The Department of Health in Sarasota conducted an epidemiological investigation and determined a person working at P.F. Chang’s at 766 South Osprey in Sarasota from November 6-17 may have been infectious.
If you ate or drank at the restaurant between November 6-17, the Department of Health says the Hepatitis A vaccine may provide protection against the disease if given within two weeks after exposure.

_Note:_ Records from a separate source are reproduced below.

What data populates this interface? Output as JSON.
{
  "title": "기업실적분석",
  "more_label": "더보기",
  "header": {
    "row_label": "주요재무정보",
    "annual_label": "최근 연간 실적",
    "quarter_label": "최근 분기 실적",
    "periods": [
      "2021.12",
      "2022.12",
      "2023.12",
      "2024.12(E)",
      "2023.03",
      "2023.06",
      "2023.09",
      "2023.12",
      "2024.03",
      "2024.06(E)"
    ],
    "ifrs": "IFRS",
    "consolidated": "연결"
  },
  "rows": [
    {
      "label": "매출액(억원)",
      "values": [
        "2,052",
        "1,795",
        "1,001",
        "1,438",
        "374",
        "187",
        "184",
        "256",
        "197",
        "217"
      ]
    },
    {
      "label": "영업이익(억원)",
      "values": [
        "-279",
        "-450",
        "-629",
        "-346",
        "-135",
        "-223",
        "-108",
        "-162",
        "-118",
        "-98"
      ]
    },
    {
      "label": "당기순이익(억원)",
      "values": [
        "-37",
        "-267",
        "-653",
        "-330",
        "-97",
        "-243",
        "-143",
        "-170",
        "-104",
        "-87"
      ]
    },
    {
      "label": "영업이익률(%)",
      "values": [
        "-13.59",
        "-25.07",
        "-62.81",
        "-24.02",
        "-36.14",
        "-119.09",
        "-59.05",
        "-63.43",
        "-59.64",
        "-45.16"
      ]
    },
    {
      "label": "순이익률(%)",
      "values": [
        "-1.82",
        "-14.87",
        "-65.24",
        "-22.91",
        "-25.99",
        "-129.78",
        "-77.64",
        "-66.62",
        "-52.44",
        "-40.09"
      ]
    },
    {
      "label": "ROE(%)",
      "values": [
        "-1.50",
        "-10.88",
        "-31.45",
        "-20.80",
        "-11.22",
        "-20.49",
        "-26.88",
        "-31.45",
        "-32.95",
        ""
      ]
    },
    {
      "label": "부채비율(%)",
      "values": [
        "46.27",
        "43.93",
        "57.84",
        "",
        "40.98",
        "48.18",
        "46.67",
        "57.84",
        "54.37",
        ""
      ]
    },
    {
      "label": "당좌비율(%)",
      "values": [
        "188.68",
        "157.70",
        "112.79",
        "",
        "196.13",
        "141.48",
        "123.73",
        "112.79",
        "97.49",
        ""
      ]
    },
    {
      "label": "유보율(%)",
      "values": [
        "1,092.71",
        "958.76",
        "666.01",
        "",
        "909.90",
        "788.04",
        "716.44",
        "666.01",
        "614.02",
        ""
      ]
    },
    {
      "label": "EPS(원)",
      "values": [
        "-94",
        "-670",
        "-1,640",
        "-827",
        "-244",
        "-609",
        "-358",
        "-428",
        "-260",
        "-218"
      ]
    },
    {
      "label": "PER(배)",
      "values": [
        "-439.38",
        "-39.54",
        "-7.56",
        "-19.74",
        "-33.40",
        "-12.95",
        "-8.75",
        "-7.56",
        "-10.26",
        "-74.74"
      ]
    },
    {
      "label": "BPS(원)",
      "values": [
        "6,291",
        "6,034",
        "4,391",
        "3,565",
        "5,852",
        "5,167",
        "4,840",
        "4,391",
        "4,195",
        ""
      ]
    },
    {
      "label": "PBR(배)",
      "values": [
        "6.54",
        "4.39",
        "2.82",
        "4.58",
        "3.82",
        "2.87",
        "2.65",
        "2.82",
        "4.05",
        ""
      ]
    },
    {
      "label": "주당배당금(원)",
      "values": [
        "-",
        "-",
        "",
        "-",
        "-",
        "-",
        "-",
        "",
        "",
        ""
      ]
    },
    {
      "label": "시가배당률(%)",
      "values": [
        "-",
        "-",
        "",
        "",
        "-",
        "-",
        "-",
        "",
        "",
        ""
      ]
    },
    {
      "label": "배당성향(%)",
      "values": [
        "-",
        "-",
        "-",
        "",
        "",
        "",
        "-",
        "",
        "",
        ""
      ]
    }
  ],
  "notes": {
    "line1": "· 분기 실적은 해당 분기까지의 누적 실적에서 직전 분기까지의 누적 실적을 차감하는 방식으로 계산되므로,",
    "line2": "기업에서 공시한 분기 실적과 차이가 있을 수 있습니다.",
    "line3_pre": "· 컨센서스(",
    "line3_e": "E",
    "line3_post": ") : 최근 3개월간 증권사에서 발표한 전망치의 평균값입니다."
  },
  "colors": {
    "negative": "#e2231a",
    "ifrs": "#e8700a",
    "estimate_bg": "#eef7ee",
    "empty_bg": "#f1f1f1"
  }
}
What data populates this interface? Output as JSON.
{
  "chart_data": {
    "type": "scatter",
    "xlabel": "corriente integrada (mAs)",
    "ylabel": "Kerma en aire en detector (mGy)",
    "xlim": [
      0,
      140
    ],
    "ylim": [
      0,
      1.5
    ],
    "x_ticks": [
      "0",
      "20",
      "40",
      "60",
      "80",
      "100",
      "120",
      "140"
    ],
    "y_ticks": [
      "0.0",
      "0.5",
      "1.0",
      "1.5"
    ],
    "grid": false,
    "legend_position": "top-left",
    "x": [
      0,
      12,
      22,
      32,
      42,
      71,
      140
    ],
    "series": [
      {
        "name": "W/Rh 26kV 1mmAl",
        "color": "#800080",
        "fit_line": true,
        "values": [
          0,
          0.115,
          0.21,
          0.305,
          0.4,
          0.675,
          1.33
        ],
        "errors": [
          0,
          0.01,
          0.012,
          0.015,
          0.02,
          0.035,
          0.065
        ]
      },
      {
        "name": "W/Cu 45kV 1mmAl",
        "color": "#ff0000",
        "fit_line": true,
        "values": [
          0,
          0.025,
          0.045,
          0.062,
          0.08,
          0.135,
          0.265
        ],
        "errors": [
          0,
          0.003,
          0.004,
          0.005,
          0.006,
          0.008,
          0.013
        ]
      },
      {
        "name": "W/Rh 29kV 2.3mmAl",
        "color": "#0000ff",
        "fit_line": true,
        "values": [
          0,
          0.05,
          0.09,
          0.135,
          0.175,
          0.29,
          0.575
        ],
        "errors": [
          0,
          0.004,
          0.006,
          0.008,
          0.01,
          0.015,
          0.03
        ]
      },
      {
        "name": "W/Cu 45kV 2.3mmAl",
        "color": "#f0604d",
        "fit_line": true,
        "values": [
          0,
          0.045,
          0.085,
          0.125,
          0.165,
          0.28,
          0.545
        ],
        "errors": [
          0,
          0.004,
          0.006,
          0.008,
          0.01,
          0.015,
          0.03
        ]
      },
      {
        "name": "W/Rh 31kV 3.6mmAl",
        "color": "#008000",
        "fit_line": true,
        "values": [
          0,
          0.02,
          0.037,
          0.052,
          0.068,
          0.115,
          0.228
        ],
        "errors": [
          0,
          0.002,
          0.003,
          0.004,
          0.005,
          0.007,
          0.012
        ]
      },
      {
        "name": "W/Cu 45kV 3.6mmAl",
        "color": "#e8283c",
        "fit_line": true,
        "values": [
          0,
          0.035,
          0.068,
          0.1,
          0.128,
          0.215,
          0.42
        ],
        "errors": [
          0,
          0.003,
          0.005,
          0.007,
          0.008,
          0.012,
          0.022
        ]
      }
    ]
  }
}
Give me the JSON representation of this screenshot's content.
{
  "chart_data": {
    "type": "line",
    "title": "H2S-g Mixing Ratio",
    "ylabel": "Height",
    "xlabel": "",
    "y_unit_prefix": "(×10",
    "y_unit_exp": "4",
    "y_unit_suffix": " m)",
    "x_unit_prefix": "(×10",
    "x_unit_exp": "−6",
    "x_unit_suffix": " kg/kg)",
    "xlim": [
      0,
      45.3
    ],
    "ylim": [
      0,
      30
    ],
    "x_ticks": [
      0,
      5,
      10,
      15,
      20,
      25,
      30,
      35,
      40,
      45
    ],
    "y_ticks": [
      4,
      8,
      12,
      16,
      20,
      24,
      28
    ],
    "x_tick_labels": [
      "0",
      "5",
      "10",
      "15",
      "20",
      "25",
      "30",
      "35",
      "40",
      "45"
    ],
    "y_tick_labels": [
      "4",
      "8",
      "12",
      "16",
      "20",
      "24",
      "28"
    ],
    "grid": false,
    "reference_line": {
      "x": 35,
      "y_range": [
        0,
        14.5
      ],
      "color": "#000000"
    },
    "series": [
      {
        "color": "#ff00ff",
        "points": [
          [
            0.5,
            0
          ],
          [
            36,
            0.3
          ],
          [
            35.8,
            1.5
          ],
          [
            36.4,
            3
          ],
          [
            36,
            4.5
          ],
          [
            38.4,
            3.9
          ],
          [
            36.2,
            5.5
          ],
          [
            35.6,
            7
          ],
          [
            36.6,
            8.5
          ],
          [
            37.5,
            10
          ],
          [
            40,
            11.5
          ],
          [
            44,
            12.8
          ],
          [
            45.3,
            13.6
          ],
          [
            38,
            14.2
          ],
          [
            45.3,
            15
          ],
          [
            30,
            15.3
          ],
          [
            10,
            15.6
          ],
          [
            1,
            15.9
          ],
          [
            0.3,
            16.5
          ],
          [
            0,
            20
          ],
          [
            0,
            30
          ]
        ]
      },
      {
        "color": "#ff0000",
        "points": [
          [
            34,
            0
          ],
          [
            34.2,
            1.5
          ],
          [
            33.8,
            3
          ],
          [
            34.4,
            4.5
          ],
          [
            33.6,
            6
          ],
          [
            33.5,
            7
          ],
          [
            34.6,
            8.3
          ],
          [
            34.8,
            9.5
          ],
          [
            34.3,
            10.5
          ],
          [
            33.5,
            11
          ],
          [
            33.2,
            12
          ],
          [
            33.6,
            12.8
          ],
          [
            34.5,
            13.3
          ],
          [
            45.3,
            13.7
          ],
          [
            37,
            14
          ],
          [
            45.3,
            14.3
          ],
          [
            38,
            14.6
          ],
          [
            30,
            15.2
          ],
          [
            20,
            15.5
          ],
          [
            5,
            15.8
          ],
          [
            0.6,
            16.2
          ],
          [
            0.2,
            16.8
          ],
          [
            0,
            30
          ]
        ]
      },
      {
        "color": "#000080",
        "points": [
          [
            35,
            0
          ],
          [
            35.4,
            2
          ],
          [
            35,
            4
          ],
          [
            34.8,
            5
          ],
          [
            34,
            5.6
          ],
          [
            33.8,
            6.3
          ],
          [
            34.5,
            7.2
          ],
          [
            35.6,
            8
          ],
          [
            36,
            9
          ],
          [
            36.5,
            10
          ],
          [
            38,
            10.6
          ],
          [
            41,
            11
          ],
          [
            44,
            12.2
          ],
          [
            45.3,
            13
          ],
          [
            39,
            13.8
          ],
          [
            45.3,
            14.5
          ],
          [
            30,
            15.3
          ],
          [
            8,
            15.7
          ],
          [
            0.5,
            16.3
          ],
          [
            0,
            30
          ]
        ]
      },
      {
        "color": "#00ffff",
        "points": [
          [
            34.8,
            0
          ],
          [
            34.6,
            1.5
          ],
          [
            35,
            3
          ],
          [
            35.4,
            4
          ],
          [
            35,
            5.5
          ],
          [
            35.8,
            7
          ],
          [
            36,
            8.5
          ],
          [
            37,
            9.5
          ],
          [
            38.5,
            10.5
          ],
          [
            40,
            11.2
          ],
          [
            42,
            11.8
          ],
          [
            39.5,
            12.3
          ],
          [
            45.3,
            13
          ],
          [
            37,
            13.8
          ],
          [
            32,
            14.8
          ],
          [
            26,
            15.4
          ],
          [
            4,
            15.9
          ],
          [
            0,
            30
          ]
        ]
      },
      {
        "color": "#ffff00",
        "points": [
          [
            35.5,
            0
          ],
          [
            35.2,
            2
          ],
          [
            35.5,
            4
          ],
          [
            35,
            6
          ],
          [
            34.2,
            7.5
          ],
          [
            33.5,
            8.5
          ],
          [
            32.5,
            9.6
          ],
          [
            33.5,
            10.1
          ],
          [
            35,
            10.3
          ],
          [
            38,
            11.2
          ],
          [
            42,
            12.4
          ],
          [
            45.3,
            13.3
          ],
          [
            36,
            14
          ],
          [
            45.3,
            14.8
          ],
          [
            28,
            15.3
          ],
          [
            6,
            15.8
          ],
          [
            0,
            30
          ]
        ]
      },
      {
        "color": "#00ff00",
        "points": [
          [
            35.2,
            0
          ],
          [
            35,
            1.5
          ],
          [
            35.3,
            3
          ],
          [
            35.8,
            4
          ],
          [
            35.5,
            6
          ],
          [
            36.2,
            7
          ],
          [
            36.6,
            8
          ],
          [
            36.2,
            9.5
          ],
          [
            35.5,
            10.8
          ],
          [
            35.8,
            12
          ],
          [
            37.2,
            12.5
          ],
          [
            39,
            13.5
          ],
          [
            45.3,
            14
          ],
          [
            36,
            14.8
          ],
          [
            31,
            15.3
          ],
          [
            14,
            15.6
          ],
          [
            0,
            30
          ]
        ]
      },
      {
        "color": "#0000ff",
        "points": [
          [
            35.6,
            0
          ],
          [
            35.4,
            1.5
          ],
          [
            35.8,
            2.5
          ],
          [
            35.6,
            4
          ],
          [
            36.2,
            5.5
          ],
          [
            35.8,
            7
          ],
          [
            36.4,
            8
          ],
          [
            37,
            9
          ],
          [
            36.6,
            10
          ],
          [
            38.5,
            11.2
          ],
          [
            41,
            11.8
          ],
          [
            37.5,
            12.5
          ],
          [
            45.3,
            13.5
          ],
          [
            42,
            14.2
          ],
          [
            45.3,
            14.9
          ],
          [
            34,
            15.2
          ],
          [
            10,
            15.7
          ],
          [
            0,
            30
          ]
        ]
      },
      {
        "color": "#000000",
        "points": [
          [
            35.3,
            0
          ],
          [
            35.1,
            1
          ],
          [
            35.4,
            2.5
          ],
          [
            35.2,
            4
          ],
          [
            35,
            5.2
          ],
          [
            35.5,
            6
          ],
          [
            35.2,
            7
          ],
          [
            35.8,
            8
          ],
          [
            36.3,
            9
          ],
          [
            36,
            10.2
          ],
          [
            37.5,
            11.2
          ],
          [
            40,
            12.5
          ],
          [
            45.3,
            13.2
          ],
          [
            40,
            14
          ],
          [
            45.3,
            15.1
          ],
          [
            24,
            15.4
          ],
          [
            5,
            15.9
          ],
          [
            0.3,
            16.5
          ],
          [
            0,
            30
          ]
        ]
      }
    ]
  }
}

If you previously have received the Hepatitis A vaccine or have had a past history of a Hepatitis A infection, you are considered immune to the Hepatitis A virus and do not need to take additional action.
Anyone who went to the restaurant should monitor for symptoms of Hepatitis A infection, including sudden onset of abdominal discomfort, dark urine, fever diarrhea, pale white stools and yellow skin and eyes (jaundice). Anyone experiencing these symptoms should seek medical attention promptly.
Those with specific questions about exposure to Hepatitis A at P.F. Chang’s can call 941-861-2873 to reach the health department’s epidemiology staff.
This is the third time this year that a food service worker has tested positive for Hepatitis A. In June, a food service worker at a Sarasota deli and a food service worker at a seafood restaurant on Holmes Beach both tested positive for the disease.
Health officials in Sarasota County want the public to know that less than five percent of cases involving Hepatitis A infections. Officials say the majority of cases are close contacts of persons who are experiencing homelessness, or persons who use injected or non-injected drugs.
Once a case of Hepatitis A has been reported to the health department by a doctor, a county health department epidemiologist interviews the patient, creates a timeline of their last 50 days, including where they traveled, worked, and their food history, then identifies anyone who was in close contact to recommend the Hepatitis A vaccine to help prevent the possible spread of the illness.